Ken Bowers met with the residents of Historic Oakwood and alleviated many of their concerns, according to Sandy Scherer, president of the Society for the Preservation of Historic Oakwood.
“The residents here are very passionate about historic preservation,” Scherer said.
For a copy of the PowerPoint presentation Bowers gave to SCPHO, click here.
On the other side of the fence, developers were not particularly happy either with the changes.
A source who has worked closely with this issue on behalf of a number of developers said many were frustrated with the hard height limit placed in zoning districts across the city.
Another qualm of developers were the frontages, which place more restrictions on developments. Finally, there was the “more restrictive” clause, which said that any petition made by developers to change a particular zoning could only be more restrictive.
Isabel Mattox, a lawyer who represents developers, said that while the citywide remapping is necessary, mistakes have been made. She says that in her time on the planning commission, they did not thoroughly discuss the concept of frontages.
“Frontages are one of the most difficult aspects of the UDO and I think it was something that was not vetted extremely well when it was being considered,” Mattox said.
She added though that the remapping is an enormous task. “This is a huge endeavor. Have mistakes been made? Absolutely. But when you get your head around how many pieces are moving, it’s an endeavor.”
What City Council Plans To Do Next
After the public hearing, city council held a work session the following Monday to hear a review of the process and come up with an organized strategy for how to move forward. Steve Schuster provided some insight into that strategy, which he said was discussed at the planning commission meeting on Tuesday.
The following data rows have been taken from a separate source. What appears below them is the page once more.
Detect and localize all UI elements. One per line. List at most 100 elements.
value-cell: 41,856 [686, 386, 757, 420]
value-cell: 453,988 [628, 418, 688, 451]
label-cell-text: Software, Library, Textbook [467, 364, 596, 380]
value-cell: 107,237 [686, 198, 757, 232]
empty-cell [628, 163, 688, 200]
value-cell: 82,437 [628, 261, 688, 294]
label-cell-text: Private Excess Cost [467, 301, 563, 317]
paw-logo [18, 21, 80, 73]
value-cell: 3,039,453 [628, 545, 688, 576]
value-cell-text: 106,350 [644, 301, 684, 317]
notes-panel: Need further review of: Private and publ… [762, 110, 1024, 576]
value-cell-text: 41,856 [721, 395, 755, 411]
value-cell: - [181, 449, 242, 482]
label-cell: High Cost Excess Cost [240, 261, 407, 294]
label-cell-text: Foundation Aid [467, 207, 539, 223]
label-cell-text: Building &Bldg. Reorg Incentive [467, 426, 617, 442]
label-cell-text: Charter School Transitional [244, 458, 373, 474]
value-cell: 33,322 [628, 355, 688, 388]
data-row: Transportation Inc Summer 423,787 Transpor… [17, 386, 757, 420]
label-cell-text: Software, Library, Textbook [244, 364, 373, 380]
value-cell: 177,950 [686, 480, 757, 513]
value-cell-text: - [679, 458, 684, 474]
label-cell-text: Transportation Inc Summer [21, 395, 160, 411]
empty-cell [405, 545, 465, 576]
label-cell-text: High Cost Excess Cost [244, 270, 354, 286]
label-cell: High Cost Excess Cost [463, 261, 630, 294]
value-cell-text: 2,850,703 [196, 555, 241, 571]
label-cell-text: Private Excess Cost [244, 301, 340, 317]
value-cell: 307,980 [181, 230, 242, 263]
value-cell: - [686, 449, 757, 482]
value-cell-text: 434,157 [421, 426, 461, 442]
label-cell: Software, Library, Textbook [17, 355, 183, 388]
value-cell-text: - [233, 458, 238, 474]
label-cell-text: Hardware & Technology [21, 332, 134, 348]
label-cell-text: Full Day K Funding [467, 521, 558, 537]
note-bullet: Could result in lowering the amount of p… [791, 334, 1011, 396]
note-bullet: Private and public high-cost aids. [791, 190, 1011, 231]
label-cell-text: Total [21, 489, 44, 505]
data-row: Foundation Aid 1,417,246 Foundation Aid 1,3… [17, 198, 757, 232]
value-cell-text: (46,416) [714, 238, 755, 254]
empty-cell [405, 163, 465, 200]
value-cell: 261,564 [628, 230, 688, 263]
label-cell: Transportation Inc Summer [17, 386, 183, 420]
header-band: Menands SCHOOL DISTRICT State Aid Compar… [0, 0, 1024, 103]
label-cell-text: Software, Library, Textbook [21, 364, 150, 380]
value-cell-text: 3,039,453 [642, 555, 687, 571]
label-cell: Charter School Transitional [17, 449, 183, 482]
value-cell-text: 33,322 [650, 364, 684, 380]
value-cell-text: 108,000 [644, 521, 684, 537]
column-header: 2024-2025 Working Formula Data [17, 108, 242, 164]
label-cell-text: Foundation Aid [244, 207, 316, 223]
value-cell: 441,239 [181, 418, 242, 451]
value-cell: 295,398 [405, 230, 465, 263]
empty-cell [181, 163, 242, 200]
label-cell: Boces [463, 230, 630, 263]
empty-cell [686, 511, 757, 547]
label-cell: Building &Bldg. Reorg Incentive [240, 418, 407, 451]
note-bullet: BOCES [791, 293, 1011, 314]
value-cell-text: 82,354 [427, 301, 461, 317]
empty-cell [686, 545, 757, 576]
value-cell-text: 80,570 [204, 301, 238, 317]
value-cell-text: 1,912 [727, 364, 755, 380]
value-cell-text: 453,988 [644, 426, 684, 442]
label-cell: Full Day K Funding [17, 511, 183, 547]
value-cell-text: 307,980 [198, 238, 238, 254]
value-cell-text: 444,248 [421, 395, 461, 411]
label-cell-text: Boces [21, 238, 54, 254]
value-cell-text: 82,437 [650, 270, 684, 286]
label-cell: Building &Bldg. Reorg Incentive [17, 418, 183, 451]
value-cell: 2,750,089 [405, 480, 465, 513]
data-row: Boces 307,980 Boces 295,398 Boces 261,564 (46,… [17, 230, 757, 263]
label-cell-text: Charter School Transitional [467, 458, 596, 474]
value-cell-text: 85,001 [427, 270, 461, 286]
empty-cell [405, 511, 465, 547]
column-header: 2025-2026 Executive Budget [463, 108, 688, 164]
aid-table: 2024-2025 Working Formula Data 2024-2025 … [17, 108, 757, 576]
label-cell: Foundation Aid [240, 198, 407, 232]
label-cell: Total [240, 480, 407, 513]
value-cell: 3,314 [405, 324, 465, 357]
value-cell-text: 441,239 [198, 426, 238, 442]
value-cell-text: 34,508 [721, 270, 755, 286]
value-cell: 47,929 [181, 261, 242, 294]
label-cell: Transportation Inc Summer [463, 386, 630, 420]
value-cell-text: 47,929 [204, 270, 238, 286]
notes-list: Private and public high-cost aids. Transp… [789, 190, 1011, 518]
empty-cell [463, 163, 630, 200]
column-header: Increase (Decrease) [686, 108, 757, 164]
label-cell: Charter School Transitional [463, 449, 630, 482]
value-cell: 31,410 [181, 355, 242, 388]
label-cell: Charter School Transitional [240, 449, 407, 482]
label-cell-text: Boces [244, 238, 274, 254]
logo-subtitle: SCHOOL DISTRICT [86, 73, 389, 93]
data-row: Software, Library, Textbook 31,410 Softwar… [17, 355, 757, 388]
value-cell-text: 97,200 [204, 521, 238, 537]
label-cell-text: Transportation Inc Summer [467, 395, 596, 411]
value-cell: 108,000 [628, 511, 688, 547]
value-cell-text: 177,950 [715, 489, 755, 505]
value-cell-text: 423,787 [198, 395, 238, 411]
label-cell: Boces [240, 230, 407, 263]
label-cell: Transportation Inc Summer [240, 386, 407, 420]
He said that the planning department is taking every comment, summarizing them, putting them into categories, and reaching out to everyone who appeared at the public hearing. They are offering to meeting with all those who spoke one on one and see how the remapping affects their property.
Schuster added that it was good for every citizen to have the opportunity to speak directly to their elected officials.
“This is once in a lifetime operation and we need to get this as right as we can, and that’s not happening overnight,” Schuster said.